Over time, when we can watch our thoughts come and go without becoming enmeshed in them, we can (occasionally) recognize a negative thought. For me, being able to label a thought 'negative' was a major achievement.

Does this mean that I've wonrepparttar 123795 battle and that I will never again have a negative thought? No such luck. I still have negative thoughts, and it's hard not to be trapped within such thoughts. However, I'm learning to get offrepparttar 123796 negativity treadmill.

Embracing Your Wildness

Written by Sibyl McLendon


As small children, we were all wild. Not unlikerepparttar wolf pup inrepparttar 123782 den, we ran when we felt like it, sniffed or tasted things to see what they were, yelled whenrepparttar 123783 mood struck us and danced atrepparttar 123784 drop of a hat. We loved to dig inrepparttar 123785 earth, heave a rock into a pool, roll and tumble onrepparttar 123786 ground and run naked whenever we could. We loved ourselves and we loved our bodies. We knew no fear.

Of course, we were also taught to give that all up. “Act your age!” “Don’t be such a wild thing!” our parents told us. Grow UP. The list of unacceptable behaviors got longer and longer, untilrepparttar 123787 wild part of us just went to sleep.

Butrepparttar 123788 wildness is still inside of us, and we all need to makerepparttar 123789 connection to it to be a whole, happy person. It is there for a reason, and when we can find it, wake it up and make it a working part of our psyche, we are allrepparttar 123790 better for it.
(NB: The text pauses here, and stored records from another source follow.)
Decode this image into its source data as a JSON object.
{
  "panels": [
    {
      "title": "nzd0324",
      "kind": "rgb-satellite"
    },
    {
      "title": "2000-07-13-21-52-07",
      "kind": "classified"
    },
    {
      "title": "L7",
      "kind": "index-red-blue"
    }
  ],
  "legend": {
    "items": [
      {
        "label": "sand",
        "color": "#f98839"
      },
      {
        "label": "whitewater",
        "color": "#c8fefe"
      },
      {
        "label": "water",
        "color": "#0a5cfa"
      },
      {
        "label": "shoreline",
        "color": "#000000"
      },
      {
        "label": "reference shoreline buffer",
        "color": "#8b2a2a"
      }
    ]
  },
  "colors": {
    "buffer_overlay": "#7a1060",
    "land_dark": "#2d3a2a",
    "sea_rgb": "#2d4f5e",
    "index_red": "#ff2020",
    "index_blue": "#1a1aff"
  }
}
The wildness holds our deeper intuition. That sniffing and tasting to discover what a thing was… it kept us out of a lot of harmful situations! We knew instinctively when something or someone should be avoided. As small children, that instinct was not fully developed, of course, but as adults we can use that wildness to guide us in ways that we need. When we allow our wild side to remain buried and asleep we are a lot more likely to blunder into situations and relationships that are not good for us!

The wildness allowed us to have fun and to connect torepparttar 123791 rhythms ofrepparttar 123792 universe at lot more easily. We can all use a good roll onrepparttar 123793 ground from time to time. A good long howl atrepparttar 123794 moon when we are sad can really go a long way to making us feel better. Heaving a rock into a pool is very therapeutic when angry.